Flat wages, higher payroll taxes and a mediocre job market: a triumvirate of troubles are weighing on American consumers ahead of the holidays.
American shoppers have a way of rallying when the holidays roll around. But years after the Great Recession, consumers' budgets remain badly squeezed by flat wages, higher payroll taxes and a weak job market.
"It's been a tough year for consumers overall," said Target Chief Financial Officer John Mulligan. "They started the year with the payroll tax increase, and lower and middle-income consumers bore the brunt of that. They were already stressed. The economy has improved slowly over time, but it's been a choppy recovery for sure."
Not even lower gas prices, which some refer to as a stealth windfall for consumers, as expected to outweigh the other burdens bearing down on most Americans.
With the economy growing at just 2.2 percent since the recession ended in June 2009, there aren't enough good-paying jobs for the millions of Americans out of work or looking for more hours.
Much of the growth in new jobs is in relatively low-wage, low-skilled industries such as retailing and restaurants. Even with the growth in those sectors, there aren't enough jobs to go around—and won't be until overall growth picks up.
"The improvement in the employment and improvement in labor markets has been slower than I'd like to see," said Boston Fed President Eric Rosengren. "We need to see (economic) growth much closer to 3 percent than 2 percent if we want to get to full employment in a reasonable time period."
Though the latest read on GDP showed the economy expanding by 2.8 percent in the third quarter, that isn't likely to cheer up Federal Reserve officials much.

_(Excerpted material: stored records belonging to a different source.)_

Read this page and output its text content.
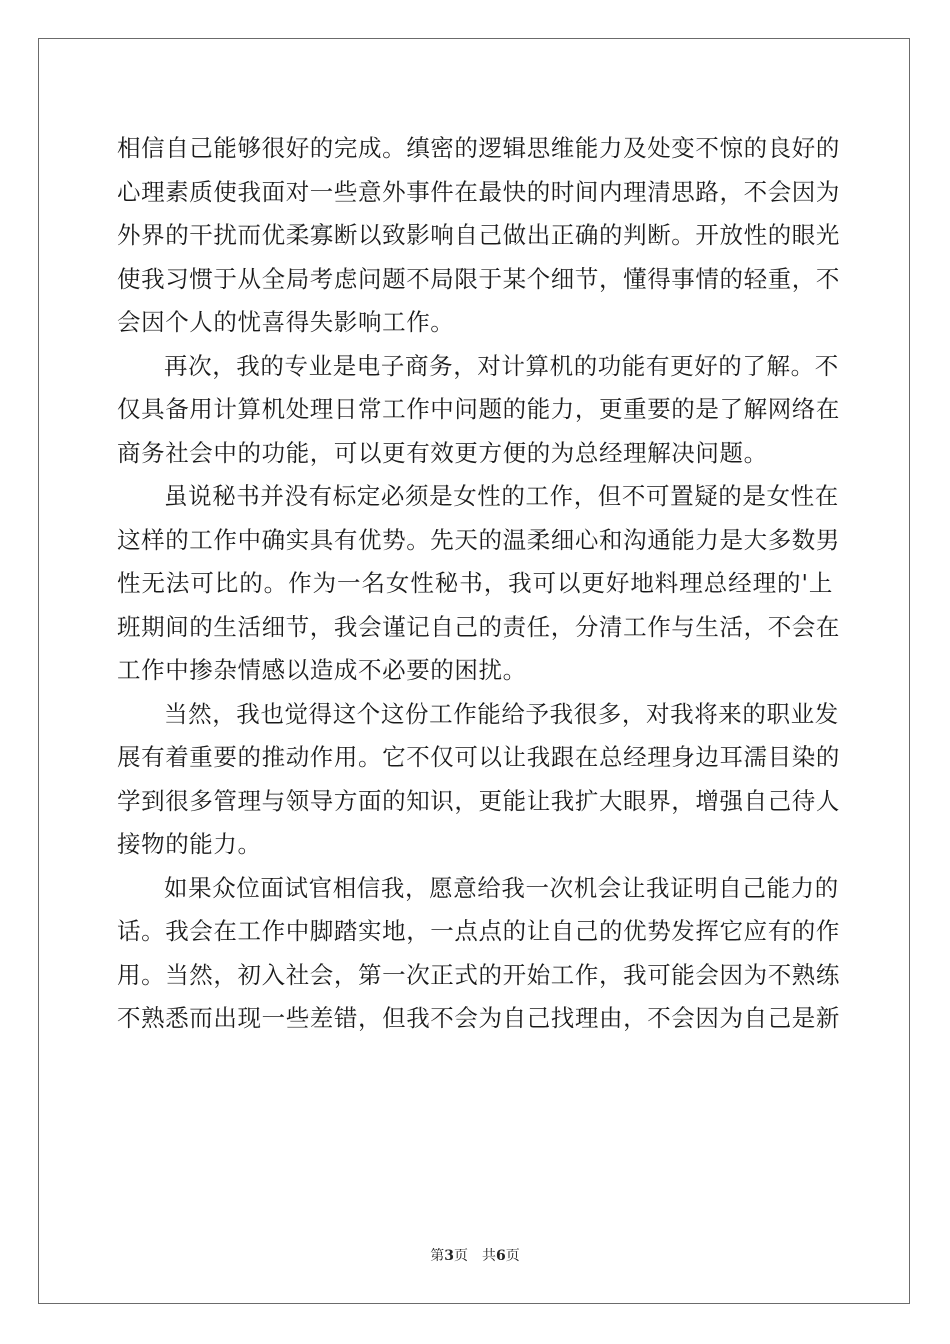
相信自己能够很好的完成。缜密的逻辑思维能力及处变不惊的良好的
心理素质使我面对一些意外事件在最快的时间内理清思路，不会因为
外界的干扰而优柔寡断以致影响自己做出正确的判断。开放性的眼光
使我习惯于从全局考虑问题不局限于某个细节，懂得事情的轻重，不
会因个人的忧喜得失影响工作。
再次，我的专业是电子商务，对计算机的功能有更好的了解。不
仅具备用计算机处理日常工作中问题的能力，更重要的是了解网络在
商务社会中的功能，可以更有效更方便的为总经理解决问题。
虽说秘书并没有标定必须是女性的工作，但不可置疑的是女性在
这样的工作中确实具有优势。先天的温柔细心和沟通能力是大多数男
性无法可比的。作为一名女性秘书，我可以更好地料理总经理的'上
班期间的生活细节，我会谨记自己的责任，分清工作与生活，不会在
工作中掺杂情感以造成不必要的困扰。
当然，我也觉得这个这份工作能给予我很多，对我将来的职业发
展有着重要的推动作用。它不仅可以让我跟在总经理身边耳濡目染的
学到很多管理与领导方面的知识，更能让我扩大眼界，增强自己待人
接物的能力。
如果众位面试官相信我，愿意给我一次机会让我证明自己能力的
话。我会在工作中脚踏实地，一点点的让自己的优势发挥它应有的作
用。当然，初入社会，第一次正式的开始工作，我可能会因为不熟练
不熟悉而出现一些差错，但我不会为自己找理由，不会因为自己是新
第3页 共6页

Too much of the growth came from a build-up in inventories—goods sitting in warehouses and on store shelves that consumers aren't buying.
Final sales rose just 2 percent, and overall spending inched up just 1.5 percent, the smallest gain in two years, according to Bank of America Merrill Lynch economists Ethan Harris and Joshua Dennerlein.

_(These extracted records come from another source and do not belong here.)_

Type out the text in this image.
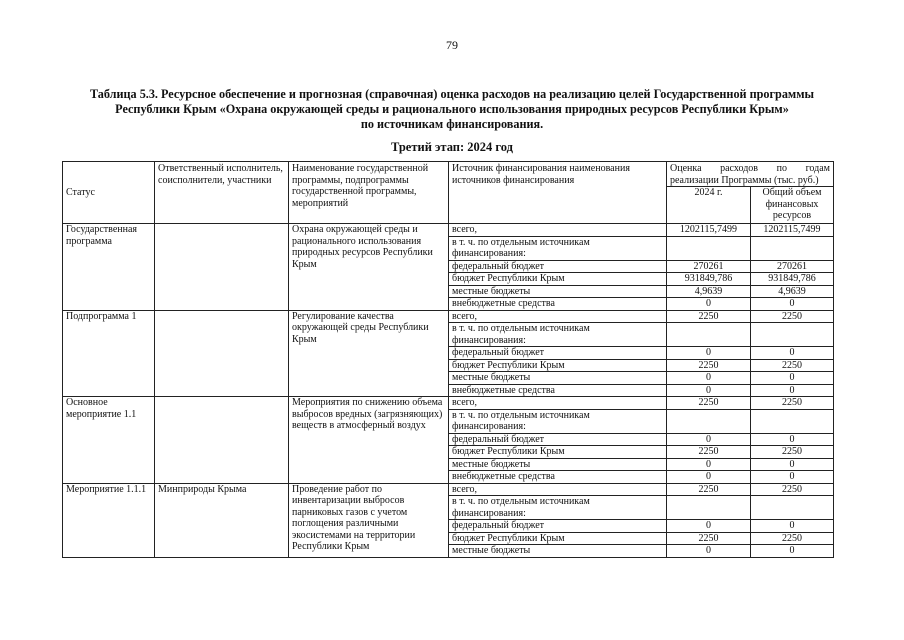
79
Таблица 5.3. Ресурсное обеспечение и прогнозная (справочная) оценка расходов на реализацию целей Государственной программы
Республики Крым «Охрана окружающей среды и рационального использования природных ресурсов Республики Крым»
по источникам финансирования.
Третий этап: 2024 год
Статус	Ответственный исполнитель, соисполнители, участники	Наименование государственной программы, подпрограммы государственной программы, мероприятий	Источник финансирования наименования источников финансирования	Оценка расходов по годам реализации Программы (тыс. руб.)	
				2024 г.	Общий объем финансовых ресурсов
Государственная программа		Охрана окружающей среды и рационального использования природных ресурсов Республики Крым	всего,	1202115,7499	1202115,7499
			в т. ч. по отдельным источникам финансирования:		
			федеральный бюджет	270261	270261
			бюджет Республики Крым	931849,786	931849,786
			местные бюджеты	4,9639	4,9639
			внебюджетные средства	0	0
Подпрограмма 1		Регулирование качества окружающей среды Республики Крым	всего,	2250	2250
			в т. ч. по отдельным источникам финансирования:		
			федеральный бюджет	0	0
			бюджет Республики Крым	2250	2250
			местные бюджеты	0	0
			внебюджетные средства	0	0
Основное мероприятие 1.1		Мероприятия по снижению объема выбросов вредных (загрязняющих) веществ в атмосферный воздух	всего,	2250	2250
			в т. ч. по отдельным источникам финансирования:		
			федеральный бюджет	0	0
			бюджет Республики Крым	2250	2250
			местные бюджеты	0	0
			внебюджетные средства	0	0
Мероприятие 1.1.1	Минприроды Крыма	Проведение работ по инвентаризации выбросов парниковых газов с учетом поглощения различными экосистемами на территории Республики Крым	всего,	2250	2250
			в т. ч. по отдельным источникам финансирования:		
			федеральный бюджет	0	0
			бюджет Республики Крым	2250	2250
			местные бюджеты	0	0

"In other words, the economy remains stuck in the mud," they wrote in a research note Thursday.
American households apparently caught a break in September, based on the latest reports on jobs and income. The government reported that 204,000 new jobs were created in September – and personal income rose by 0.5 percent, after similar gains in August.

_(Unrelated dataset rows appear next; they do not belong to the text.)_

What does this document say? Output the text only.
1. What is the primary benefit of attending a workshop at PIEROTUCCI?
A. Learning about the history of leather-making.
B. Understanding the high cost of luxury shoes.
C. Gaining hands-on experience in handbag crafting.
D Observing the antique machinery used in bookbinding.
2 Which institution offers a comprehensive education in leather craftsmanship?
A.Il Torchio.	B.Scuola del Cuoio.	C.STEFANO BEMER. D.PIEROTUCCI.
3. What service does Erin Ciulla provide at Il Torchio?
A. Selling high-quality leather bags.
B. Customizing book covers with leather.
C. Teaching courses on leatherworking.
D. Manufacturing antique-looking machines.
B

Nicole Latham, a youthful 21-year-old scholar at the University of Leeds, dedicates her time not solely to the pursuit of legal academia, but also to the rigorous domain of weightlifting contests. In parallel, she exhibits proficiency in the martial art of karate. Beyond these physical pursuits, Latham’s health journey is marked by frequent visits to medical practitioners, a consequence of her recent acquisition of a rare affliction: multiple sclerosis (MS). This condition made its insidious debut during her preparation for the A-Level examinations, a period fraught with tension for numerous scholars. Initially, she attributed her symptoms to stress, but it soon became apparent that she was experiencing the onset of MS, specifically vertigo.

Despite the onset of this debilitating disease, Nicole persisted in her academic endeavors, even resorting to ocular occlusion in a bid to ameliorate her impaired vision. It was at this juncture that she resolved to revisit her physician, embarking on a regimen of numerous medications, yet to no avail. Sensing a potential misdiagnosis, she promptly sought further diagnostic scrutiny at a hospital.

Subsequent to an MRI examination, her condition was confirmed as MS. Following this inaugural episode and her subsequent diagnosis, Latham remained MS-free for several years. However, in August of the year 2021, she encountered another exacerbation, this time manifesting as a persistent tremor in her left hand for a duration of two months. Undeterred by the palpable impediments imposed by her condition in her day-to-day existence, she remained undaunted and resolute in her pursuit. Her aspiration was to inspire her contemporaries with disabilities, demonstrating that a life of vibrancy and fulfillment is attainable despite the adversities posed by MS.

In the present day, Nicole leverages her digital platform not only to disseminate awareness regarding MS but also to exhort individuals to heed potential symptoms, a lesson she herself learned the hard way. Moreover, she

But the extra income didn’t free up consumers wallets. The data also showed that – adjusted for inflation - consumer spending inched up just 0.1 percent in September after rising 0.2 percent in August.
While housing prices have slowly recovered in many parts of the country, mortgage applications remain sluggish, especially for younger first-time buyers. That weakness spills over into sales of a number of related categories of goods and services—from new appliances to homeowners insurance.
Consumer spending will remain sluggish as long as job and wage growth does. In the meantime, lower gasoline prices may help, say some analysts.
"It's pretty tough out there," said Jan Kniffen, a retail industry analyst at Worldwide Enterprises. Paying less for gas "puts a lot of money back into discretionary income."
Despite the widespread obsession with oversized numerals posted on top of the pump, those prices make up a relatively small portion of the average household budget: about $3,100 a year for a median household, with income of roughly $50,000.
Since this year's peak in February, gasoline prices have fallen by about 15 percent, saving drivers about $465 on average. That may be enough for a nice TV for Christmas, but it's less than 1 percent of their total household income.
Not everyone is stretched. Luxury retailers are expecting another relatively good holiday shopping season. Brisk sales of high heels and handbags boosted profits for high-end designer Michael Kors by 45 percent in the past year, the company reported Tuesday.
It remains to be seen whether the shutdown—and a pair of looming deadlines for a repeat budget battle—gives consumers pause. Some economists believe people's loss of faith in Washington may cripple confidence and prompt shoppers to hunker down for the holidays.
But others argue that the impact of this summer's political spectacle was transitory.
"We're a happy nation, even with Washington doing everything it can to depress us," said Barry Sternlicht, chairman and CEO of Starwood Capital Group. "We have a very short memory. We like the fact our football teams are on the field and Congress hasn't screwed that up. So we're shopping."